What’s Your Competitive Win Rate?
Win rate is deceptively complex, as Dave Kellogg describes in his excellent blog post on the topic. Depending on how one goes about calculating win rate, it can easily be overstated.
Doubly complex is competitive win rate, perhaps the most misunderstood and misused of all sales metrics. I’ve lost track of the number of times in the last few months that I’ve heard something along the lines of, “We rarely lose competitive deals.”
Allow me to translate this statement:
“We win most of the deals in which we participate and for which my sales team adds competitors to our CRM.”
Uh oh. It turns out competitive win rate doesn’t tell you what you really want to know, which is, “Of the prospects selecting me or one of my competitors, what percentage am I winning?” because:
- Data hygiene, part 1: Sales reps are poor record-keepers; you can’t rely on them to tag competitors in your CRM. Solutions like Chorus can automatically detect competitor mentions in your sales conversations and add this information to your CRM.
- Data hygiene, part 2: Some prospects won’t disclose which competitors are being evaluated. We’ve all marked a stalled deal as lost only to see the prospect show up on a competitor’s website a few months later. This rarely makes its way back to your CRM.
- Sampling bias: You win 0% of the deals in which you aren’t involved, i.e., the deals that never make it into your sales cycle and CRM.
At best, this methodology for calculating competitive win rate is a so-so measure of sales execution in head-to-head opportunities only. If the metric is under 50%, you know you have a problem, shortcomings be darned.

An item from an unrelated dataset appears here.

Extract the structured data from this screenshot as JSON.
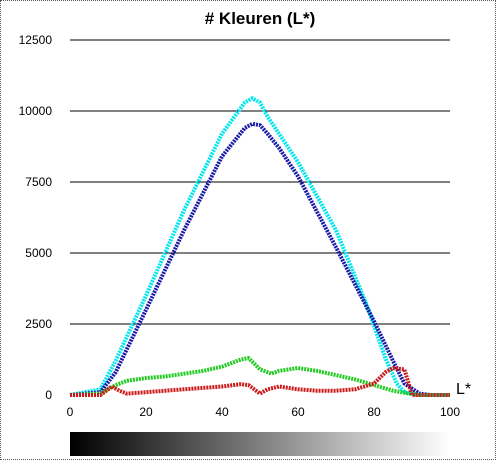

But if the metric is over 50%, you really don’t know what it’s telling you about the extent to which you’re outperforming the competition.
Another approach is needed for gauging marketing program and prospecting effectiveness vis a vis the competition; specifically, to understand and quantify the deal flow that isn’t making it into your sales cycle.
I recommend engaging a market research firm to survey your ideal customer profile about buying behavior and intent and vendor brand perception. From this you can learn why prospects aren’t engaging in a serious evaluation of your company, or why they chose a competitor without considering you. Market research explains three important buckets:
- Not ready/willing to evaluate: Why is the market holding off on seriously evaluating your company? You could be missing key product features or service offerings (e.g., local time zone support).
- Don’t know you exist: Knowing how and where prospects are looking for potential solutions will allow you to adjust marketing programs and prospecting to reach them successfully.
- Negative perception: A few rocky implementations may have damaged your reputation (I’ve been there). Perhaps the market has a two-year old understanding of your capabilities (I’ve been there, too). You can only address concerns if you know they exist.
The best companies conduct market research on a regular basis because they recognize that the competitive landscape is always evolving. Combined with a traditional competitive win rate analysis, you’ll have a strong understanding of your competitive reach and your sales performance in head-to-head opportunities—and how to improve both.